Generation Loss: The Social Experiments.
A title befitting this show, I believe.
I’d like to talk about those last 15 minutes, give or take.
Ranboo & Charlie, the first characters of a show that would grow so exponentially over the course of little over 5 hours.
Ranboo & Charlie, returning to the place where it all began. A first episode of confusion, but not quite fear, turning to a third in which terror engulfed the pair.
Charlie’s death was something that was expected, I’d say. Charlie would give his life to give Ranboo a chance to end the Experiments once and for all, and Ranboo would make it. Charlie’s last words were used to help Ranboo shut the facility down.
He was finished. They had completed the trials. They were free.
So, as any performer does at the end of their show, he bowed. He turned to a room empty of anyone that could applaud him and took his final bow, announcing what had to be their Finale.
Fitting. The finish was in the same room as the beginning, but the veil had been torn down.
Victory wasn’t an outcome that had ever been possible.
Ranboo had achieved all he could, but the game wouldn’t end. Nothing he did mattered, not really. It was all entertainment for them, even after he thought he had broken free.
His final bow was followed by a betrayal.
Tied to the wall, televisions projecting his greatest failures all around them with the threat of death looming over him, he was faced with a choice.

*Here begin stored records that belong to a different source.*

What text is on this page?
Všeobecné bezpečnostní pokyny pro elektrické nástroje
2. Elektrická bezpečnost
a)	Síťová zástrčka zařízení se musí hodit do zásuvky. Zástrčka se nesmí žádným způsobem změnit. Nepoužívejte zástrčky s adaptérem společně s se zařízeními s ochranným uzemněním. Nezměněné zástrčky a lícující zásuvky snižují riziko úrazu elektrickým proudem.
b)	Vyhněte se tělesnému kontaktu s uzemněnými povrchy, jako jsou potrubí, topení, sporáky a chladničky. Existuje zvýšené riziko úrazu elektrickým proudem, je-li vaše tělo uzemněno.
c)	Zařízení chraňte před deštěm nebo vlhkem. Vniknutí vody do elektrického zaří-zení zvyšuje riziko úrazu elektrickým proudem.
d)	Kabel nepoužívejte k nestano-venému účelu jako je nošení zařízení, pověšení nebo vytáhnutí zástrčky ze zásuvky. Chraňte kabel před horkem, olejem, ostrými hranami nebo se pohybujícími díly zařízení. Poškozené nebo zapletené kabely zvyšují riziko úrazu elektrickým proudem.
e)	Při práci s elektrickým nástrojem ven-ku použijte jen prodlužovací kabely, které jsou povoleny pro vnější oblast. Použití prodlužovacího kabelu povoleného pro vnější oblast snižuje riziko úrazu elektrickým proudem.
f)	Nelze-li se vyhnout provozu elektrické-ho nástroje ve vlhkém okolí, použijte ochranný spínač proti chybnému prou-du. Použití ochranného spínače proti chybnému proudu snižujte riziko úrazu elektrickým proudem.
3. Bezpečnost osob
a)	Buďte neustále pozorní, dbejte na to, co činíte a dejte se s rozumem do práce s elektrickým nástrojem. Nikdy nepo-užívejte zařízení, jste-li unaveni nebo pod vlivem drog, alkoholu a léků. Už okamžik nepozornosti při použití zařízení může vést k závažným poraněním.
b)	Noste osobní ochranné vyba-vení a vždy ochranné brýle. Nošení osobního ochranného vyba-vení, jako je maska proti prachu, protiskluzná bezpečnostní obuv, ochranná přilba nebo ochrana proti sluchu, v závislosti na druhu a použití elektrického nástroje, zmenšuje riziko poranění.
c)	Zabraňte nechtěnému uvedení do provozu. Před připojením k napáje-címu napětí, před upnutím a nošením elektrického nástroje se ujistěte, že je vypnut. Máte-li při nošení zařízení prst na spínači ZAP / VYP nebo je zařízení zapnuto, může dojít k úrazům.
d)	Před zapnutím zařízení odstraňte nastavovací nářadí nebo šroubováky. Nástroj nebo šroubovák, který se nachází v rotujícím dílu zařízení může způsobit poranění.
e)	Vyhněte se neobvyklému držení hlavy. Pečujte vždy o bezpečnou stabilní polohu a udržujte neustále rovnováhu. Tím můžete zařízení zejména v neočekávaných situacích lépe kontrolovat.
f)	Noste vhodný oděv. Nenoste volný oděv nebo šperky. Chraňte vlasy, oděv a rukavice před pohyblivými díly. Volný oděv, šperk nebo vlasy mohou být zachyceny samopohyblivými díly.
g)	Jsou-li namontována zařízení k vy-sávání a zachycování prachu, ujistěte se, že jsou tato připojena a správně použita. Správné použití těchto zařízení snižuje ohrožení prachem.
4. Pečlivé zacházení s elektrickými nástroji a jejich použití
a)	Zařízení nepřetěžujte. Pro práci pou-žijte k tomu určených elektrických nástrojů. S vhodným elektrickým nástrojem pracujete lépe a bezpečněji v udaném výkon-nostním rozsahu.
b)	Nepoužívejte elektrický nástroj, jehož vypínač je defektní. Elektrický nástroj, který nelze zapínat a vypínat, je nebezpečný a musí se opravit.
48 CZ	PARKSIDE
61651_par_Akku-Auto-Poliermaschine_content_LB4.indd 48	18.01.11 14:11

They could Live. Participate in these games forever— after all, he has been an interesting protagonist to follow— and Live. Or he could Die. End it all, right here, right now. He would be free.
But the choice wasn’t his, now was it? No, no it was ours. The audience that had been following him, that had been controlling him, would decide his fate.
They couldn’t play the games again. They had already hurt so many people. They had already been hurt too much.
Ranboo begged for his death. It was the only mercy that could be given now.